Latest revision as of 08:43, 11 November 2009

Summary of Previous Week

  • Setting up repack (Chris)
  • Testing B&W Lists (Chris)
  • DB fix to allow checksumming to work on 2.1.7 (Shaun)
  • Getting new MICE space token to work (Shaun)
  • Assisting ASGC (Shaun)
  • CastorMon monitoring graphs for Gen instance (Brian)
  • Improved draining process (Brian)
  • Quattor now working with 2 preprod central servers (Richard)
  • Repartitioned bulk database logger (Cheney)
  • Vulcan backup (Cheney)
  • Mayo tape stats (Cheney)
  • Nagios tests (Cheney)
  • Overland array support (Cheney)
  • Debugging and fixing tape problems - made a number of tapes read-only (Tim)
  • Continuing to investigate EMC problems (Tim)
  • Depmon duties (Matthew)
  • Deploying 2 new disk servers to atlasSimStrip (Matthew)
  • Disaster Management of recent data-loss (Matthew)
  • Lessons from recent data-loss (Matthew)

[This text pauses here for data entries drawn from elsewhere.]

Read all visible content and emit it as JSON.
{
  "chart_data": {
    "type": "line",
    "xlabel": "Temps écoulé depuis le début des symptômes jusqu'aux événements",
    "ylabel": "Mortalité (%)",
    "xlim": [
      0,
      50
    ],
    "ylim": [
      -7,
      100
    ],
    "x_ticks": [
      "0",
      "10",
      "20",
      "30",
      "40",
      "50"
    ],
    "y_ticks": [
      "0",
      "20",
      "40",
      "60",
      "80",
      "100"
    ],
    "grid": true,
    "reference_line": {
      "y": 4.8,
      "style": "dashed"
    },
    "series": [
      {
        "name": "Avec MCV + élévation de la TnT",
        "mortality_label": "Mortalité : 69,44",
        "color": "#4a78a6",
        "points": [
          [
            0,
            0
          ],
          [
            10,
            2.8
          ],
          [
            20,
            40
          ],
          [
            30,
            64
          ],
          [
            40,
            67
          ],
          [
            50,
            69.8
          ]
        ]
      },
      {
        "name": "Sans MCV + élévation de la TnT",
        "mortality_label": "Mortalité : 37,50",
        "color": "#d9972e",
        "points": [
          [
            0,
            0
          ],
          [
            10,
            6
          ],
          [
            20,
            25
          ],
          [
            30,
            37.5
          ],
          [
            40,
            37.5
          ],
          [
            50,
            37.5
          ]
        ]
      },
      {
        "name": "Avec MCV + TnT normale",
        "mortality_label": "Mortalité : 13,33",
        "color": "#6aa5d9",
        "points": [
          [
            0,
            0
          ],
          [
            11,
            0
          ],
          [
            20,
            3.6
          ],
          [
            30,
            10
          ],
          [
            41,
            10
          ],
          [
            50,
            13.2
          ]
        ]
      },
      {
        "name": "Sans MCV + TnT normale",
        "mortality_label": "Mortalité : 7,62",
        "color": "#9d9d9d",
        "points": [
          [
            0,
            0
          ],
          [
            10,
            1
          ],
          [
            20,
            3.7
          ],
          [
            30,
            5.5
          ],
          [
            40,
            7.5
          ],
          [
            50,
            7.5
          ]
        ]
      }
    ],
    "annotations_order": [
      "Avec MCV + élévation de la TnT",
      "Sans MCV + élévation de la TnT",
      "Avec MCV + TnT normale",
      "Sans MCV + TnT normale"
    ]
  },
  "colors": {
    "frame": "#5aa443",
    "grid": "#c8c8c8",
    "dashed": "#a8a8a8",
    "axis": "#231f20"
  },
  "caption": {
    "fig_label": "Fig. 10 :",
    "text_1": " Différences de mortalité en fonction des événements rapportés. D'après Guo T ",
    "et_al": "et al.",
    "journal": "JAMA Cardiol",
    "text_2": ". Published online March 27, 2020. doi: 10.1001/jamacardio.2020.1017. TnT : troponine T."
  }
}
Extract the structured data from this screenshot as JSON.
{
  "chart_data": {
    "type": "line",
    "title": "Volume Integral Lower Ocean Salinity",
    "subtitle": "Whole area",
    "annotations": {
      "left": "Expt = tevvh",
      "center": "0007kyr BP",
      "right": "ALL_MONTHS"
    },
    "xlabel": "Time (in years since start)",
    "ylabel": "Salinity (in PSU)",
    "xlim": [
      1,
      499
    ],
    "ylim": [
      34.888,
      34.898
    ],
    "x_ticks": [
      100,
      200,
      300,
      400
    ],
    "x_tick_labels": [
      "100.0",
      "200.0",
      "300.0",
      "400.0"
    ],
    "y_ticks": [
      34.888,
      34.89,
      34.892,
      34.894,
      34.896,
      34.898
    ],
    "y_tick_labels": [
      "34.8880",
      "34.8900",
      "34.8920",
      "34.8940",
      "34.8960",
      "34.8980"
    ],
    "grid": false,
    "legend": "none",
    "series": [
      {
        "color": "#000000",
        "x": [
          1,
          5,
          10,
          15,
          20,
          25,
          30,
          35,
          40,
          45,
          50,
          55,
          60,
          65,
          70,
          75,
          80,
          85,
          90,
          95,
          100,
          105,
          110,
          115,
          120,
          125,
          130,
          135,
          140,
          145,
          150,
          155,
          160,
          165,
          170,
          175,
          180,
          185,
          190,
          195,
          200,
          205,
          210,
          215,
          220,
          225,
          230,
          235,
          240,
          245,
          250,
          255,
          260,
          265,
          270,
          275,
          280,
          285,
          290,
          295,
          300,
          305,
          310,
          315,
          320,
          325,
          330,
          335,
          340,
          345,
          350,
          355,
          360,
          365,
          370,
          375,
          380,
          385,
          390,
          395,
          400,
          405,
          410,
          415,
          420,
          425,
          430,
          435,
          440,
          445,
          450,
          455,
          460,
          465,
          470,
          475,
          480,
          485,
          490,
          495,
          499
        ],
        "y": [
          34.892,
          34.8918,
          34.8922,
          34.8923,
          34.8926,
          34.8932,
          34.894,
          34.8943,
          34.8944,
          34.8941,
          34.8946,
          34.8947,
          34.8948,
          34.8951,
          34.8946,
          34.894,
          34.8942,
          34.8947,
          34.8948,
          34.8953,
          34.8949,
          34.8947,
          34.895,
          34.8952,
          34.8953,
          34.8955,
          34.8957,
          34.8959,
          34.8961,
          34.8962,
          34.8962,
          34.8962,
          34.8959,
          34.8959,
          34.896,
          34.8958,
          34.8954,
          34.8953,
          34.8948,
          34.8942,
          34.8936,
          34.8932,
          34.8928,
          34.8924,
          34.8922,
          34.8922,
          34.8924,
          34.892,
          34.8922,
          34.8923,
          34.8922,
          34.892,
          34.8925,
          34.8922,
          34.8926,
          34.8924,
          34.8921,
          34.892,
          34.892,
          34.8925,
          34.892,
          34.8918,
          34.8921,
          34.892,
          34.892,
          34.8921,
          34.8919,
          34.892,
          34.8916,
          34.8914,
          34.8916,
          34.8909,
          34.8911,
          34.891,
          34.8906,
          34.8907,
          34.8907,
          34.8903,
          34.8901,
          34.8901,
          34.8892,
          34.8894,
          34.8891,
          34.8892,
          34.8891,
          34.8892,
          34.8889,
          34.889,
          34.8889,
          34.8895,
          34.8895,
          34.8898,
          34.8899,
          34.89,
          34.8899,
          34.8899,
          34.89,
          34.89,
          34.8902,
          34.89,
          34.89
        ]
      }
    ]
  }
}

Developments for this week

  • Configuring repack server (Chris)
  • Installing T10KB drives (Tim)
  • Improving resilience on central servers (Chris, Shaun)
  • Working on puppet manifest for polymorphic central servers (Chris)
  • Building Quattor templates for preprod (Richard)
  • Deploying new disk servers (Matthew, Shaun)

Operations Issues

  • Tape performance problems - due to 'junk' being written at end of tapes. 141 tapes made read-only.
  • CMS migration problems - migration periodically stops for unknown reasons

Blocking issues

none

Planned, Scheduled and Cancelled Down Times

Entries in/planned to go to GOCDB

Description Start End Type Affected VO(s)
Application of Quarterly ORACLE patches 10/11/09 0900 10/11/09 1700 At Risk All instances

Advanced Planning

  • Black and White lists will be tested and introduced on ATLAS
  • Install/enable gridftp-internal on Gen (This year)

Staffing

  • Castor on Call person: Matthew